Recordar conscientemente, como un
ejercicio específico de nuestra mente (y alma) es imprescindible para
conocernos mejor y comprender de mejor manera nuestras inercias, derivas,
tozudeces, formas de capturar la realidad, y adaptarnos, o no, a ella, interactuar
con ella, criticarla, intentar modificarla. Crecer y madurar. Hacer el
esfuerzo. Es como leer el libro de tu propia historia. Recordar nos permite
darle forma y configurar lo que hemos ido escribiendo con cada hilo de aliento
que hemos aportado a nuestra existencia. La vida que hemos vivido es nuestra
historia. Y recordarla supone adentrase en el libro de tus sueños, temores,
deseos, ansiedades, ganas, reservas y valor. También en tu presente. Pero,
sobre todo, en tu futuro. Porque recordar tu historia, tus historias,
conscientemente, como quien elige un libro de su biblioteca o de la librería para
solazarse en él, te guía, sin duda, en el paso siguiente que vas a dar. En
ocasiones, por ejemplo, decidiendo mostrarte. A quien lleva tiempo sin saber de
ti. O, tal vez, encontrando un porqué a lo que paso o hiciste. Y claro, esto,
otra vez, permite que veas con más claridad. Todo lo que aún está por llegar. Desde
el instante después de cerrar los ojos esa misma noche y dormir.
Es un día de principios del otoño. En el jardín de mi casa. Un partido de chapas. Mis hermanos, y algún amigo que nos acompaña, mayores que yo todos, según recuerdo. Es lo que tiene ser el pequeño de cuatro hermanos. Solían darme pal pelo. Esto de las chapas se me daba bien, pero jugar con mis hermanos mayores era o solía ser otra historia. A perder tocan. Esa era la canción normalmente. Claro, fui creciendo y mejorando la técnica y esas cosas. Y algún partido terminé ganando. Más de uno. Jugaba ya con cierta ventaja. Mis hermanos habían perdido el interés que algunos años atrás mostraban. Pero a mí eso me daba igual. Jugar a las chapas[1]. Con tu gente. Aun perdiendo. Cara de preocupación en una de las fotos. La estrategia a seguir, la decisión a adoptar, el movimiento aquí y allá de mis jugadores. La tensión del momento, las ganas de ganar alguna vez o algo… Los espectadores, mi hermano Carlos en la foto. Con cara también de pensar en cómo salir del entuerto en que seguro me encontraba antes de decidir que hacía.
En la segunda foto, mis hermanos Carlos y Gerardo y abajo, conmigo, Fernando un amigo de mis hermanos, y mío, claro. Una foto de pose, ésta. Para que el partido pasara a la posteridad.
Está claro que lo hizo. Y hoy me sirve para evocar historias de mi vida, atraparlas otra vez, revivirlas, capturar las emociones que suscitaban. Y volver a sentirlas. Con aire nostálgico, sí. ¿Y qué? El recuerdo te permite volver, en otra dimensión está claro. Pero volver al fin y al cabo. Y, tal vez, descolgar el teléfono (qué antiguo queda eso) y hacer alguna llamada. O mandar un mensaje. O simplemente pensar un poco. Y soñar también. No todo quedó registrado, sin duda. Pero la memoria tiene sus trucos, recreando con cierta “imaginación” y completando lo que falta. Tampoco importa demasiado. Ningún recuerdo es completo.

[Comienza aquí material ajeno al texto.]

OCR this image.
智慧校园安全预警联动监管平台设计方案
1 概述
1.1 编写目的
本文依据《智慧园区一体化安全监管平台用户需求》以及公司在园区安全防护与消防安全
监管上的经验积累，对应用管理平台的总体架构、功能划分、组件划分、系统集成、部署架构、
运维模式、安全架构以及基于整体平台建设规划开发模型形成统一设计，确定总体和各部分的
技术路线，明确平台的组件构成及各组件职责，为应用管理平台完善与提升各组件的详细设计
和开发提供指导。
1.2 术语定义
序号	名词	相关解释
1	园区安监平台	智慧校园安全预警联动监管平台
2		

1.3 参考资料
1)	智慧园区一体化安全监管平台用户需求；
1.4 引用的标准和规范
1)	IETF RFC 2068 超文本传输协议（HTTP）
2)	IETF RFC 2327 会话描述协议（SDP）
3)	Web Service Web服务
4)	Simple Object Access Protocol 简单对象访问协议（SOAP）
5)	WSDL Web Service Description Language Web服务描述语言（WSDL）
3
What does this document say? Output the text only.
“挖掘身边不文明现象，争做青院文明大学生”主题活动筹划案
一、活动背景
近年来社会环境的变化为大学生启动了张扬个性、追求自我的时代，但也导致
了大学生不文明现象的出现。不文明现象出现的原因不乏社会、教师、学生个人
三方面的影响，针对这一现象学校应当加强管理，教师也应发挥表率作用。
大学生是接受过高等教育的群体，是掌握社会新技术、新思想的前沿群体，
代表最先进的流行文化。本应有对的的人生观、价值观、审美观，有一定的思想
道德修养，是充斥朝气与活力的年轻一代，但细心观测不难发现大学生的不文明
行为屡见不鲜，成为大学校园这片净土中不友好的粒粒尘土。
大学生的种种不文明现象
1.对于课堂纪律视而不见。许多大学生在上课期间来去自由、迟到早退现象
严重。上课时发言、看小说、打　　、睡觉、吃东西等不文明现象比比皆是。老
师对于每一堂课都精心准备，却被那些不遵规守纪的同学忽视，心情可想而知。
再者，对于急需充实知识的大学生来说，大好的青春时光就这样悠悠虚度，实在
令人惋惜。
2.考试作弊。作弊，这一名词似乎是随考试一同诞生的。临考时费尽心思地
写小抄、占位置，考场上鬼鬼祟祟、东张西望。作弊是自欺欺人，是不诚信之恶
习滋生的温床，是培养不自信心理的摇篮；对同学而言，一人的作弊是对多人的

Aún conservo mis chapas. Las de mis últimos tiempos en el suelo, en pantalones con rodilleras… Qué invento las rodilleras. Atrás quedaron otras, de ciclistas, fantásticas. Elaboradas con una tecnología que permitía un deslizamiento suave y preciso… Hace tiempo que no las veo. Les echaré un vistazo un día de estos. Y procuraré recordar. Todo lo que pueda. Y sonreír. Echo de menos tumbarme de noche y mirar las estrellas, con mis amigos. Y charlar. E imaginar el mundo que íbamos a construir juntos. Tengo que volver a hacerlo.
Elige un recuerdo, o más de uno. Y disfruta. las imágenes ayudan. pero no solo.